Migration helps the poor in a number of ways. Even when migrant laborers take dead-end U.S. jobs, they earn far more than they did at home. The North American Free Trade Agreement helped lift average Mexican wages by about 10%, says Gordon Hanson, an economist at the University of California at San Diego. But a Mexican who finds work in the U.S. earns, on average, about 2.5 times as much as he did in Mexico.
Migrant workers wire some of their salaries to their families, increasing spending and consumption in poor nations. Overall, migrant workers remit about $100 billion a year, the International Monetary Fund estimates, a sum that dwarfs foreign aid.
Some migrants also use the skills and outlooks they learn in wealthy countries to start businesses back home. Romania’s strawberry-export business owes a lot to Romanians who once labored in Spanish fields, Harvard economist Devesh Kapur says.

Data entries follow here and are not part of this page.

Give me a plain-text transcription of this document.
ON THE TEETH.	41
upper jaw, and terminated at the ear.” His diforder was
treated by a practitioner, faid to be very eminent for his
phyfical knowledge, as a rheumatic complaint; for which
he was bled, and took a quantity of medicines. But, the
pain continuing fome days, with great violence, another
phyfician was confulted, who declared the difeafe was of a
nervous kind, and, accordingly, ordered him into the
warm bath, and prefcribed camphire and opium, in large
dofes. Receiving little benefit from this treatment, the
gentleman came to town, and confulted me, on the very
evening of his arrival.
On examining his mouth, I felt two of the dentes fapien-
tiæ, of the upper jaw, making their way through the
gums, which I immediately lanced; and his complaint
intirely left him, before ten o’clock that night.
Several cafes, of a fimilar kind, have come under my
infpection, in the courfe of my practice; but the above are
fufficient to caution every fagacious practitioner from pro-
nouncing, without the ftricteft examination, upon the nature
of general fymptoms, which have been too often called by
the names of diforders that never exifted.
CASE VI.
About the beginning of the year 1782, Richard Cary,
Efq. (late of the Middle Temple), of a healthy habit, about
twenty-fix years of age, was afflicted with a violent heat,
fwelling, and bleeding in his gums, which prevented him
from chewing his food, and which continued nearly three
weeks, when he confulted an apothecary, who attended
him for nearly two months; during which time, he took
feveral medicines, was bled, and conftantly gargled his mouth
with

But migration is a difficult issue:

The gains from migration come at a cost, of course. Many of those who leave poor nations never go back, draining talent from home nations. Families are separated for long periods of time when men migrate and their wives and children don’t. Some families get so used to receiving checks from abroad that it can breed a welfare mentality.
A migration surge would also further undermine wages for low-skilled native workers in the U.S. and Europe, who compete for low-end jobs. That’s one reason that political opposition to increased migration is fierce.

The story goes on to propose ways to solve this problem by making sure temporary workers don’t become permanent illegal residents.
These might make sense if one is focusing only on migration as the movement of low-skilled labor – a very Industrial Age viewpoint. But if one is thinking of migration of skills, creativity and tacit knowledge of those workers, then migration become a positive flow of information, not just a source of cheap labor. And out immigration policies need to find a way to harness that positive flow.
The American economy was built by immigrants. And immigrants have constantly enriched the flow of innovation and entrepreneurship in this country — a point Richard Florida stress in his new book, “Flight of the Creative Class.” As the economist Julian Simon (a conservative by the way – see Stephen Moore’s tribute) argued years ago in his book (The Ultimate Resource – a critique of the limits to growth thesis), people are the ultimate resource. Then, why do we want to block off the flow of people?
[By the way, while I respected Simon’s point about human ingenuity being able to solve environmental problems, I never agreed with what I saw as his over-optimistic view that “technology” (using that term broadly) would save us. I am less convinced of that thesis as I read Jarred Diamonds new book Collapse. But that is a different discussion.]